Arthur Mostyn Field (June 27, 1855 - July 3, 1950) was a senior officer in the Royal Navy and from 1904 - 1909 served as Hydrographer of the Navy. Born in Braybrooke, Field joined the Royal Navy in December 1868. He was promoted to lieutenant on October 15, 1875. In 1876, Field was appointed to the Fawn, a surveying ship captained by W.J.L. Wharton (who would become Hydrographer of the Navy in 1884). They undertook surveying missions in the Mediterranean, Red Sea, and off the east coast of Africa. Field remained with the Fawn until 1881, when he was assigned to survey the Oil River on the west coast of Africa. Field joined Wharton on the 1882 mission to survey the Straits of Magellan and the Rio de la Plata as his senior assistant. In 1885 Field received his first command, the HMS Dart, and spent more than the next four years surveying the coasts of Australia, including the Great Barrier Reefs and the coast of Queensland. These surveys were viewed very highly and his work off the coast of Australia earned him a promotion to Commander in June 1889. Field continued in his naval career, earning several shore and sea appointments.

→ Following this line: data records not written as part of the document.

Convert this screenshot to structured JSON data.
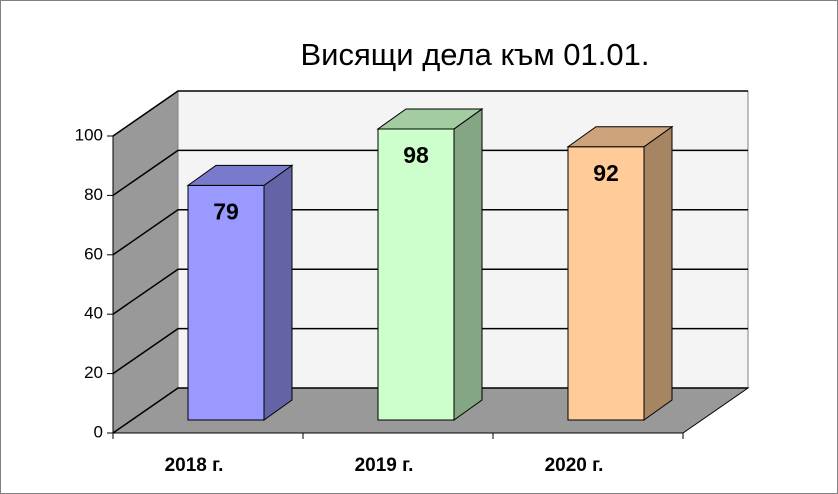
{
  "chart_data": {
    "type": "bar3d",
    "title": "Висящи дела към 01.01.",
    "categories": [
      "2018 г.",
      "2019 г.",
      "2020 г."
    ],
    "values": [
      79,
      98,
      92
    ],
    "colors": [
      "#9999ff",
      "#ccffcc",
      "#ffcc99"
    ],
    "ylim": [
      0,
      100
    ],
    "yticks": [
      0,
      20,
      40,
      60,
      80,
      100
    ],
    "grid": true
  }
}
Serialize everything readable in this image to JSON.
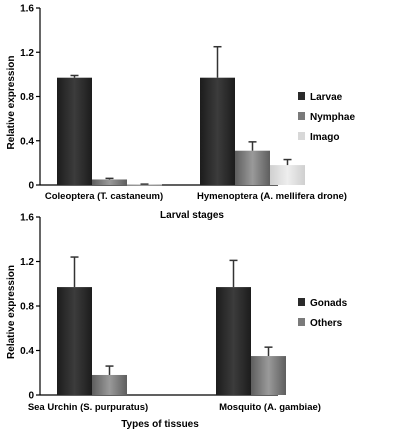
{
  "chart_data": [
    {
      "type": "bar",
      "categories": [
        "Coleoptera (T. castaneum)",
        "Hymenoptera (A. mellifera drone)"
      ],
      "series": [
        {
          "name": "Larvae",
          "values": [
            0.97,
            0.97
          ],
          "errors": [
            0.02,
            0.28
          ],
          "color": "#2a2a2a"
        },
        {
          "name": "Nymphae",
          "values": [
            0.05,
            0.31
          ],
          "errors": [
            0.01,
            0.08
          ],
          "color": "#7a7a7a"
        },
        {
          "name": "Imago",
          "values": [
            0.005,
            0.18
          ],
          "errors": [
            0.003,
            0.05
          ],
          "color": "#d8d8d8"
        }
      ],
      "xlabel": "Larval stages",
      "ylabel": "Relative expression",
      "ylim": [
        0,
        1.6
      ],
      "yticks": [
        "0",
        "0.4",
        "0.8",
        "1.2",
        "1.6"
      ],
      "legend": "right"
    },
    {
      "type": "bar",
      "categories": [
        "Sea Urchin (S. purpuratus)",
        "Mosquito (A. gambiae)"
      ],
      "series": [
        {
          "name": "Gonads",
          "values": [
            0.97,
            0.97
          ],
          "errors": [
            0.27,
            0.24
          ],
          "color": "#2a2a2a"
        },
        {
          "name": "Others",
          "values": [
            0.18,
            0.35
          ],
          "errors": [
            0.08,
            0.08
          ],
          "color": "#7a7a7a"
        }
      ],
      "xlabel": "Types of tissues",
      "ylabel": "Relative expression",
      "ylim": [
        0,
        1.6
      ],
      "yticks": [
        "0",
        "0.4",
        "0.8",
        "1.2",
        "1.6"
      ],
      "legend": "right"
    }
  ]
}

He was promoted to Captain on June 30, 1895, and commanded the HMS Penguin around Australia and the South Pacific, until 1898, when he was called back to home waters to conduct surveys. He succeeded W.J.L. Wharton as Hydrographer of the Navy in 1904 and served in that position until 1909. Field was promoted to Rear-Admiral in 1906 and to Vice-Admiral in 1910, when he was appointed Acting Conservator of the River Mersey, a position he held until 1930. Field died at the age of ninety-five on July 3, 1950. He married Laura Mary Hale in 1894, with whom he had one son, Thomas Mostyn Field, who followed his father into the Royal Navy and died aboard the HMS Queen Mary during the Battle of Jutland on May 31, 1916. Learn More...


Very good. Even overall toning. Exhibits light soiling.